La discriminación racial y de clase es algo que sigue presente en pleno siglo XXI y como en la vida real, estas opresiones también llegan a lo digital.

En este texto analizamos cómo los algoritmos de redes sociales, las inteligencias artificiales, los sistemas de reconocimiento facial y muchas nuevas tecnologías tienen bases discriminatorias.

Redes sociales, viralidad y privilegio

Cuando estamos scrolleando en Facebook, TikTok e Instagram, es usual encontrar contenido de nuestro interés, e incluso de cosas que hablamos con otras personas recientemente, es bien sabido que los algoritmos nos analizan todo el tiempo, pero ¿qué pasa cuando estos códigos entran en una línea racista y clasista?
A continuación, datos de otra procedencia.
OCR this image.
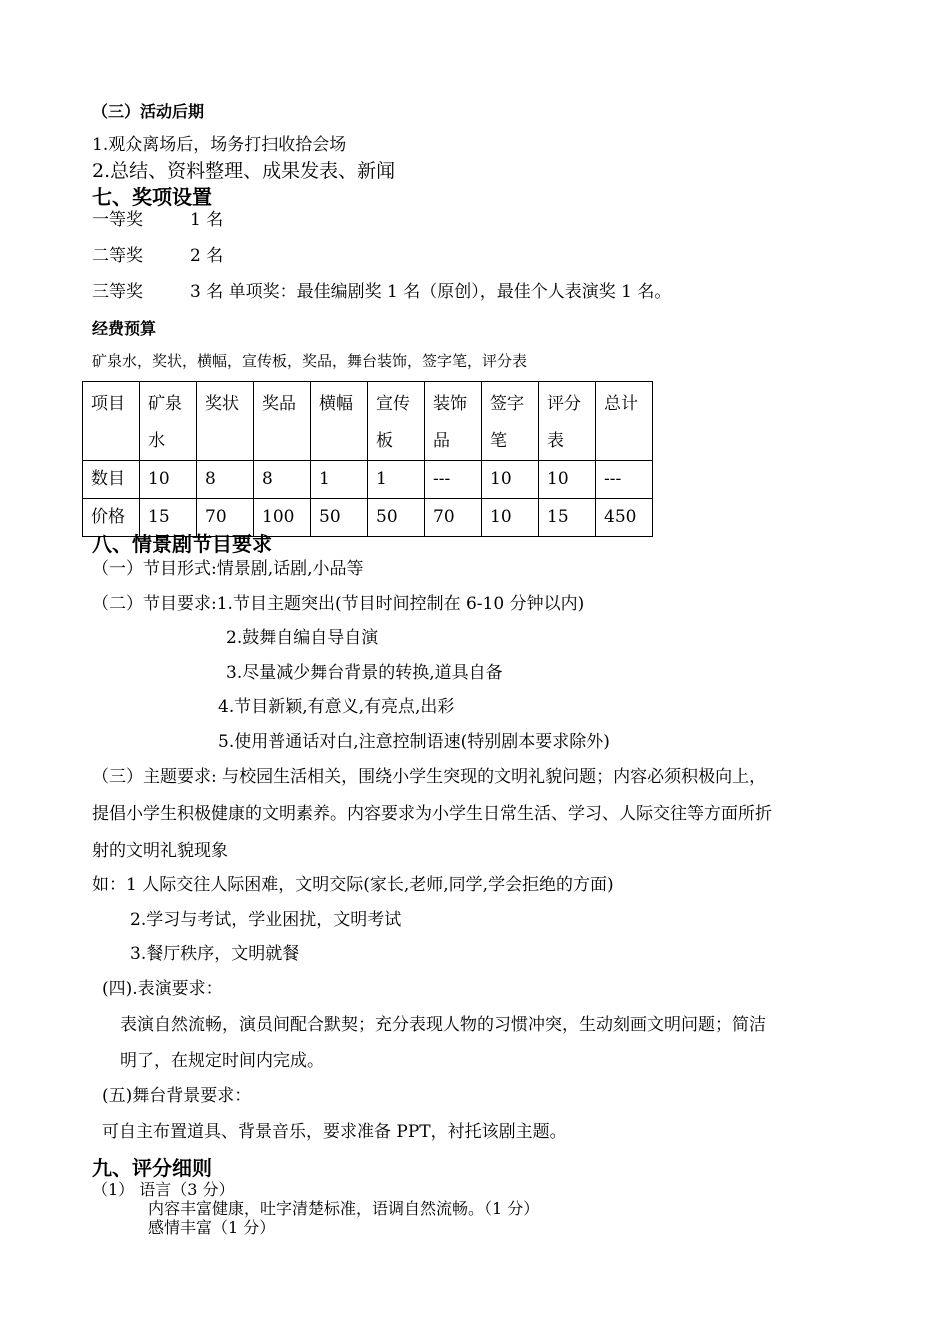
（三）活动后期
1.观众离场后，场务打扫收拾会场
2.总结、资料整理、成果发表、新闻
七、奖项设置
一等奖	1 名
二等奖	2 名
三等奖	3 名 单项奖：最佳编剧奖 1 名（原创），最佳个人表演奖 1 名。
经费预算
矿泉水，奖状，横幅，宣传板，奖品，舞台装饰，签字笔，评分表
项目	矿泉水	奖状	奖品	横幅	宣传板	装饰品	签字笔	评分表	总计
数目	10	8	8	1	1	---	10	10	---
价格	15	70	100	50	50	70	10	15	450
八、情景剧节目要求
（一）节目形式:情景剧,话剧,小品等
（二）节目要求:1.节目主题突出(节目时间控制在 6-10 分钟以内)
2.鼓舞自编自导自演
3.尽量减少舞台背景的转换,道具自备
4.节目新颖,有意义,有亮点,出彩
5.使用普通话对白,注意控制语速(特别剧本要求除外)
（三）主题要求: 与校园生活相关，围绕小学生突现的文明礼貌问题；内容必须积极向上，
提倡小学生积极健康的文明素养。内容要求为小学生日常生活、学习、人际交往等方面所折
射的文明礼貌现象
如：1 人际交往人际困难，文明交际(家长,老师,同学,学会拒绝的方面)
2.学习与考试，学业困扰，文明考试
3.餐厅秩序，文明就餐
(四).表演要求：
表演自然流畅，演员间配合默契；充分表现人物的习惯冲突，生动刻画文明问题；简洁
明了，在规定时间内完成。
(五)舞台背景要求：
可自主布置道具、背景音乐，要求准备 PPT，衬托该剧主题。
九、评分细则
（1） 语言（3 分）
内容丰富健康，吐字清楚标准，语调自然流畅。（1 分）
感情丰富（1 分）
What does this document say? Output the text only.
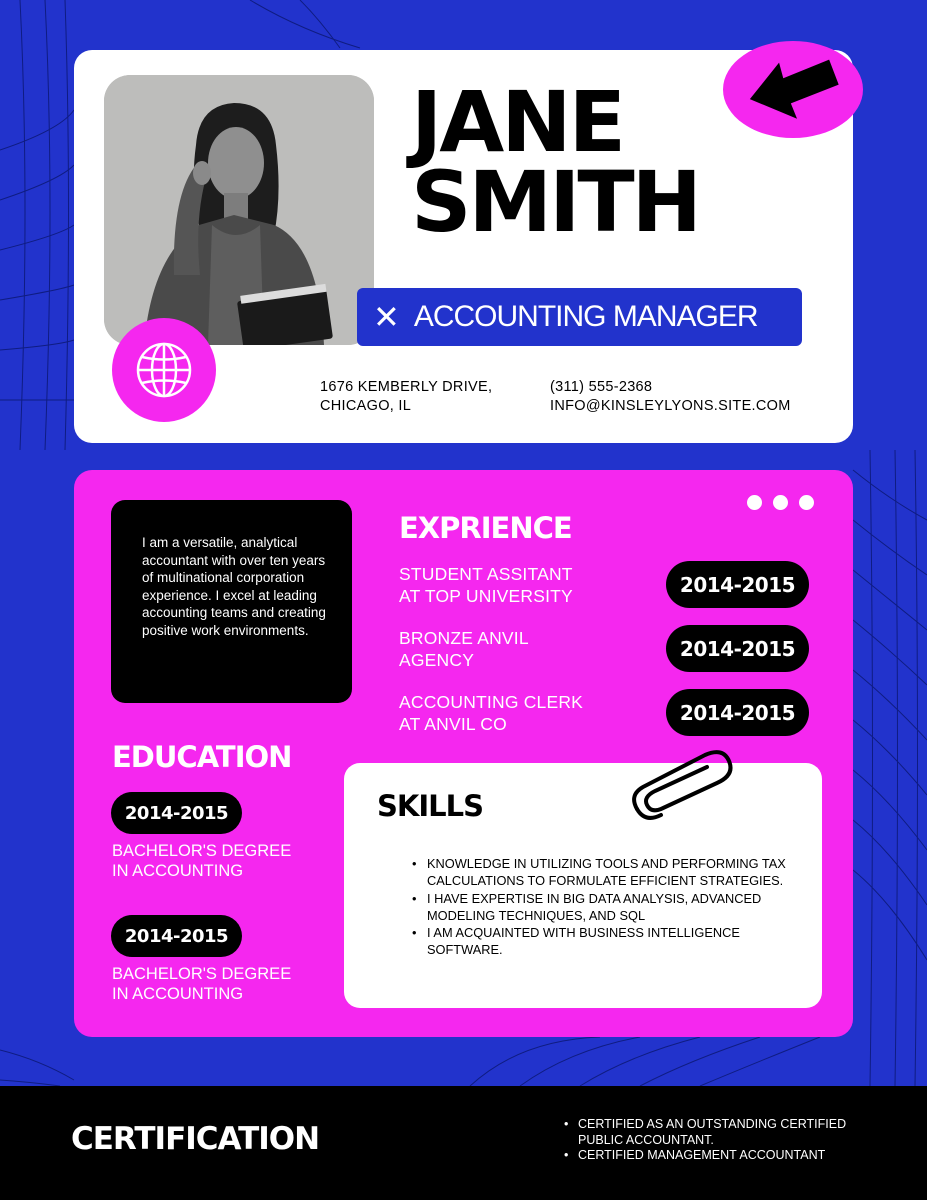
JANE
SMITH
✕ ACCOUNTING MANAGER
1676 KEMBERLY DRIVE,
CHICAGO, IL
(311) 555-2368
INFO@KINSLEYLYONS.SITE.COM

I am a versatile, analytical accountant with over ten years of multinational corporation experience. I excel at leading accounting teams and creating positive work environments.

EXPRIENCE
STUDENT ASSITANT
AT TOP UNIVERSITY	2014-2015
BRONZE ANVIL
AGENCY	2014-2015
ACCOUNTING CLERK
AT ANVIL CO	2014-2015
EDUCATION
2014-2015
BACHELOR'S DEGREE
IN ACCOUNTING
2014-2015
BACHELOR'S DEGREE
IN ACCOUNTING
SKILLS
• KNOWLEDGE IN UTILIZING TOOLS AND PERFORMING TAX CALCULATIONS TO FORMULATE EFFICIENT STRATEGIES.
• I HAVE EXPERTISE IN BIG DATA ANALYSIS, ADVANCED MODELING TECHNIQUES, AND SQL
• I AM ACQUAINTED WITH BUSINESS INTELLIGENCE SOFTWARE.
CERTIFICATION
•	CERTIFIED AS AN OUTSTANDING CERTIFIED PUBLIC ACCOUNTANT.
• CERTIFIED MANAGEMENT ACCOUNTANT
TikTok ha sido una de las redes más acusadas de racismo, se afirma que es más probable volverte viral si eres blancx, delgadx y de nivel socioeconómico alto. En 2020 hubo una campaña digital que intentó boicotear a TikTok por tener algoritmos racistas y censurar o no mostrar los videos de muchas personas que no cumplían con estas características.

Además, de la censura constante que viven las personas que hablan de temas raciales y problemáticas sociales dentro de estas plataformas y que pocas veces pueden expandir su voz, se alega a incumplir las normas en contra de la comunidad de las plataformas.

Eurocentrismo, la base de todo.

Muchos de estos algoritmos están hechos para gente blanca. La diferencia de oportunidades en monopolios como Google y Facebook es considerable entre personas racializadas y personas blancas, por lo que los modelos se construyen alrededor de un solo tipo de persona, entorpeciendo el proceso cuando ya se encuentra en el mundo digital.

Es un hecho que los macrodatos y las nuevas tecnologías pueden seguir replicando prejuicios y prácticas discriminatorias y que es necesario hacer un cambio mientras la inteligencia artificial evoluciona y la sociedad también.

Crear una reflexión incluso ahora que se empieza introducir el mundo del metaverso, de como el racismo y el clasismo pueden estar en todos lados y no se podrá combatir si no se empieza a cuestionar desde los contenidos que consumimos y las razones por las que los consumimos.